Ilmu harus diusahakan dengan aktivitas manusia, aktivitas itu harus dilaksanakan dengan metode tertentu, dan akhirnya aktivitas metodis itu mendatangkan pengetahuan yang sistematis.[20]
Pemahaman ilmu sebagai aktivitas, metode, dan pengetahuan itu dapat diringkas menjadi bagan sebagai berikut :
                         Sebagai proses : aktivitas penelitian
Penger
tian                   Sebagai prosedur : metode ilmiah
ilmu


                          Sebagai produk : pengetahuan sistematis


 


  1. Terjadinya Pengetahuan
Masalah terjadinya pengetahuan adalah masalah yanag sangat urgen untuk dibahas di dalam Epistemologi, sebab orang akan berbeda pandangan terhadap terjadinya pengetahuan. Sebagai alat untuk mengetahui terjadinya pengetahuan menurut John Hospers dalam bukunya An Introduction to Philosophical Analysis mengemukakan ada enam hal, diantaranya:
a. Pengalaman Indera (Sense Experience)
Orang sering merasa penginderaan merupakan alat yang paling vital dalam memperoleh pengetahuan. Pengalaman indera merupakan sumber pengetahuan yang berupa alat-alat untuk menangkap objek dari luar diri manusia melalui kekuatan indera. Kekhilafan akan terjadi apabila ada ketidak normalan antara alat-alat itu. Ibn Sina mengutip ungkapan filosof terkenal Aristoteles menyatakan bahwa barang siapa yang kehilangan indra-indranya maka dia tidak mempunyai makrifat dan pengetahuan. Dengan demikian bahwa indra merupakan sumber dan alat makrifat dan pengetahuan ialah hal yang sama sekali tidak disangsikan. Hal ini bertolak belakang dengan perspektif Plato yang berkeyakinan bahwa sumber pengetahuan hanyalah akal dan rasionalitas, indra-indra lahiriah dan objek-objek fisik sama sekali tidak bernilai dalam konteks pengetahuan. Dia menyatakan bahwa hal-hal fisikal hanya bernuansa lahiriah dan tidak menyentuh hakikat sesuatu. Benda-benda materi adalah realitas-realitas yang pasti sirna, punah, tidak hakiki, dan tidak abadi.
  1. Nalar (Reason)
Nalar adalah salah satu corak berfikir dengan menggabungkan dua pemikiran atau lebih dengan maksud untuk mendapatkan pengetahuan baru. Salah satu tokoh dari paham ini adalah Plato, seorang filosof Yunani yang dilahirkan di Athena.
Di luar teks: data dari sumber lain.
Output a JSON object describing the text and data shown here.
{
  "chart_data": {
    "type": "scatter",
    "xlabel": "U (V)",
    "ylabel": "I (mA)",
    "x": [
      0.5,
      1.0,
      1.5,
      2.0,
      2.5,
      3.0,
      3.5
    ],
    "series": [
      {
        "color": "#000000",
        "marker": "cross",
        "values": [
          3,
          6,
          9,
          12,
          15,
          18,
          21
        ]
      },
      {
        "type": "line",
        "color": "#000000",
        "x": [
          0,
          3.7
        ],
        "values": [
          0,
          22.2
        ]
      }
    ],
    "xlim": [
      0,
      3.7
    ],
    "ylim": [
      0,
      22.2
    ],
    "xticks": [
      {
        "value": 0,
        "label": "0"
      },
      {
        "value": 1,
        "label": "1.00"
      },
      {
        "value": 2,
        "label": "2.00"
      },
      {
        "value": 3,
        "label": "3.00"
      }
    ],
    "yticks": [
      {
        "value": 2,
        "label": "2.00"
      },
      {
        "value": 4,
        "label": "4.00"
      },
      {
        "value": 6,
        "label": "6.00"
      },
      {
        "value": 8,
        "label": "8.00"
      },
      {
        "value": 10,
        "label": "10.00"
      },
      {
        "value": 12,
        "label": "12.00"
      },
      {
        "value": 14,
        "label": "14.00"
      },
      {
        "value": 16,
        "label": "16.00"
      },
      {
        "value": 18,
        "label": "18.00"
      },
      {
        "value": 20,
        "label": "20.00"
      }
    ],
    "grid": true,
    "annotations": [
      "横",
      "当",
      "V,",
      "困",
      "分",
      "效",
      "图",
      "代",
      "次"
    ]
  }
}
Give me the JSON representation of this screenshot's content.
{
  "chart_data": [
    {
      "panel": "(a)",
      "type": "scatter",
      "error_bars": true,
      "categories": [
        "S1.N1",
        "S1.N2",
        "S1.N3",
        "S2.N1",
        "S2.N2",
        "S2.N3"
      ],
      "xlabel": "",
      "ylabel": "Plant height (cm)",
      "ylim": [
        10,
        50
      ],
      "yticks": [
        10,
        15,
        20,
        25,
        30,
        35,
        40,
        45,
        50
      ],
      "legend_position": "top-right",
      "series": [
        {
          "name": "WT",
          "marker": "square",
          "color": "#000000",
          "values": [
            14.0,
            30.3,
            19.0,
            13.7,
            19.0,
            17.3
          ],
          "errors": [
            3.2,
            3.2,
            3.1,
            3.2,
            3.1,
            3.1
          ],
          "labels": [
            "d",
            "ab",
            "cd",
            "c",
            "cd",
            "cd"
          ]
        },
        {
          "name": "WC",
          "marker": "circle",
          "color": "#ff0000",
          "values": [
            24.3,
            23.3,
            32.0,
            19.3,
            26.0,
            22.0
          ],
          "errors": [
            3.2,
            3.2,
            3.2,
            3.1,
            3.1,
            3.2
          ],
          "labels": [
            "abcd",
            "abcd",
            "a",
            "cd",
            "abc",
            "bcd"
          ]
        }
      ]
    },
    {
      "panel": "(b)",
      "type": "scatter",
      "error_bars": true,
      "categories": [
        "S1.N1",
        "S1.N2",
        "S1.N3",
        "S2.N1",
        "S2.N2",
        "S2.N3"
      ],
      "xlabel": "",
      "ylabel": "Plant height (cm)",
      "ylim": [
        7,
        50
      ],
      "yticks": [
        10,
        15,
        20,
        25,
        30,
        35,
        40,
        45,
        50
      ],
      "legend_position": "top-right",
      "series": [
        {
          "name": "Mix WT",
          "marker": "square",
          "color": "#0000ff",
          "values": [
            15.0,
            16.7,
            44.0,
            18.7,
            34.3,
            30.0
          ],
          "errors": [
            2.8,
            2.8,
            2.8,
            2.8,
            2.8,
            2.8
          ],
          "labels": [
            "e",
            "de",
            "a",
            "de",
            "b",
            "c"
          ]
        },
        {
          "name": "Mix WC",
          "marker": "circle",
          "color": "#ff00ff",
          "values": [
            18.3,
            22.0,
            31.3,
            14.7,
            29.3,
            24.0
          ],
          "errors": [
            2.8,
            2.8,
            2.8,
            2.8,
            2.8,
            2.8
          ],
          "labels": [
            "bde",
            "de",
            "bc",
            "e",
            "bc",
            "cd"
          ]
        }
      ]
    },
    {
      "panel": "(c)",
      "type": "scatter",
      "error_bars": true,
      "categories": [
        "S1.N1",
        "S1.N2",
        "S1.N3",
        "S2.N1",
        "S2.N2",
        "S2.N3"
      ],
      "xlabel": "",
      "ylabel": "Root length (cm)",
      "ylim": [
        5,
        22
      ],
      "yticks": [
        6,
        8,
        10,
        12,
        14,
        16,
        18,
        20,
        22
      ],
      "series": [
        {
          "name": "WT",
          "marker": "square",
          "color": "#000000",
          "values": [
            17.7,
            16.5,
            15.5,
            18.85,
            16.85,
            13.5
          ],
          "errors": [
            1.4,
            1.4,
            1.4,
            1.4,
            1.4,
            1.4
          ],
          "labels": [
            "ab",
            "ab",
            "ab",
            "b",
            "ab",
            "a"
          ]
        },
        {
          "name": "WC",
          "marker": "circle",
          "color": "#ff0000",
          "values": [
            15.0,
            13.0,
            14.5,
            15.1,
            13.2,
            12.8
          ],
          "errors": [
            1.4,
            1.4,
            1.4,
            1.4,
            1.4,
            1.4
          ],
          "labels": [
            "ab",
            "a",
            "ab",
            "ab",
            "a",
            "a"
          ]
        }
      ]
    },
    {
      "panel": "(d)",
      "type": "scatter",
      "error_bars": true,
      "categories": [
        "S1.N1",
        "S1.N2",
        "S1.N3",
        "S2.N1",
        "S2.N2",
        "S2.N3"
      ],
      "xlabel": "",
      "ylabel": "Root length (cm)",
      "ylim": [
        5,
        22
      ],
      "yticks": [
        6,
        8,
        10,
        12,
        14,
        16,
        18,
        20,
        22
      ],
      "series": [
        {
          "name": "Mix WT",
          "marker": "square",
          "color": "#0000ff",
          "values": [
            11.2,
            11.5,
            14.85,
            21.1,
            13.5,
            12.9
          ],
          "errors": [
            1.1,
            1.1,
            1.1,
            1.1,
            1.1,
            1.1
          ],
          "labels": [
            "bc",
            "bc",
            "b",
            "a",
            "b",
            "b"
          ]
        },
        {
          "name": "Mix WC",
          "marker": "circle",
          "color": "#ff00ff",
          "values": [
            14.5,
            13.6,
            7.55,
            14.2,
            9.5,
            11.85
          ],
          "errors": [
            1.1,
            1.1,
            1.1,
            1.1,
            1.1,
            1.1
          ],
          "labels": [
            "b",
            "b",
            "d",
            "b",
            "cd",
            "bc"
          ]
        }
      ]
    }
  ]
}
Plato berpendapat bahwa untuk memperoleh pengetahuan itu pada hakikatnya adalah dengan mengingat kembali.
  1. Otoritas (Authority)
Otoritas adalah kekuasaan yang sah yang dimiliki oleh seseorang dan diakui oleh kelompoknya. Otoritas menjadi salah satu sumber pengetahuan, karena kelompoknya memiliki pengetahuan melalui seseorang yang mempunyai kewibawaan dalam pengetahuannya. Pengetahuan yang diperoleh dari otoritas ini biasanya tanpa diuji lagi, karena orang yang telah menyampaikannya mempunyai kewibaan tertentu.
  1. Intuisi (Intuition)
Intuisi adalah kemampuan yang ada pada diri manusia berupa proses kejiwaan tanpa suatu rangsangan atau stimulus mampu untuk membuat pernyataan yang berupa pengetahuan. Pengetahuan yang diperoleh melalui intuisi tidak dapat dibuktikan seketika atau melalui kenyataan karena pengetahuan ini muncul tanpa adanya pengetahuan lebih dahulu. Menurut Mohamad Taufiq dalam sebuah tulisannya mengatakan bahwa intuisi adalah daya atau kemampauan untuk mengetahui atau memahami sesuatu tanmpa ada dipelajari terlebih dahulu dan berasal dari hati.
  1. Wahyu (Revelation)
Sebagai manusia yang beragama pasti meyakini bahwa wahyu merupakan sumber ilmu, Karena diyakini bahwa wahyu itu bukanlah buatan manusia tetapi buatan Tuhan Yang Maha Esa. Wahyu adalah berita yang disampaikan oleh Tuhan kepada nabi-Nya untuk kepentingan ummatnya. Kita mempunyai pengetahuan melalui wahyu, karena ada kepercayaan tentang sesuatu yang disampaikan itu. Wahyu dapat dikatakan sebagai salah satu sumber pengetahuan, karena kita mengenal sesuatu melalui kepercayaan kita.
  1. Keyakinan (Faith)
Keyakinan adalah suatu kemampuan yang ada pada diri manusia yang diperoleh melalui kepercayaan. Adapun keyakinan itu sangat statis, kecuali ada bukti-bukti yang akurat dan cocok untuk kepercayaannya.[21]
  1. Jenis-jenis Pengetahuan
Pengetahuan menurut Soejono Soemargono (1983 ) dapat dibagi atas:
    1. Pengetahuan nonilmiah.
    2. Pengetahuan Ilmiah.
Pengetahuan nonilmiah ialah pengetahuan yang diperoleh dengan menggunakan cara-cara yang tidak termasuk dalam kategori metode ilmiah. Dalam hal ini termasuk juga pengetahuan yang dalam tahap terakhir direncanakan untuk diolah menjadi pengetahuan ilmiah, yang bisanya disebut dengan istilah pengetahuan pra ilmiah.
Secara umum pengetahuan nonilmiah ialah segenap hasil pemahaman manusia atas sesuatu atau obyek tertentu dalam kehidupan sehari-hari. Dalam hal ini yang cocok adalah hasil penglihatan, hasil pendengaran, hasil pembauan, pengecapan lidah, dan perabaan kulit. Disamping itu, juga termasuk pemahaman yang merupakan campuran dari hasil pencerapan secara indrawi dengan hasil pemikiran secara akali. Disisi lain, termasuk dalam kategori pengetahuan non-ilmiah hasil pemahaman manusia yang berupa tangkapan terhadap hal-hal yang gaib. Yang biasanya diperoleh dengan menggunakan intuisi, yang sering disebut pengethuan intuitif. Pengetahuan yang demikian ini diperoleh dengan mengunakan adi-indra atau adi-akal, dapat juga disebut istilah pengetahuan adi-indrawi atau pengetahuan adi-akali.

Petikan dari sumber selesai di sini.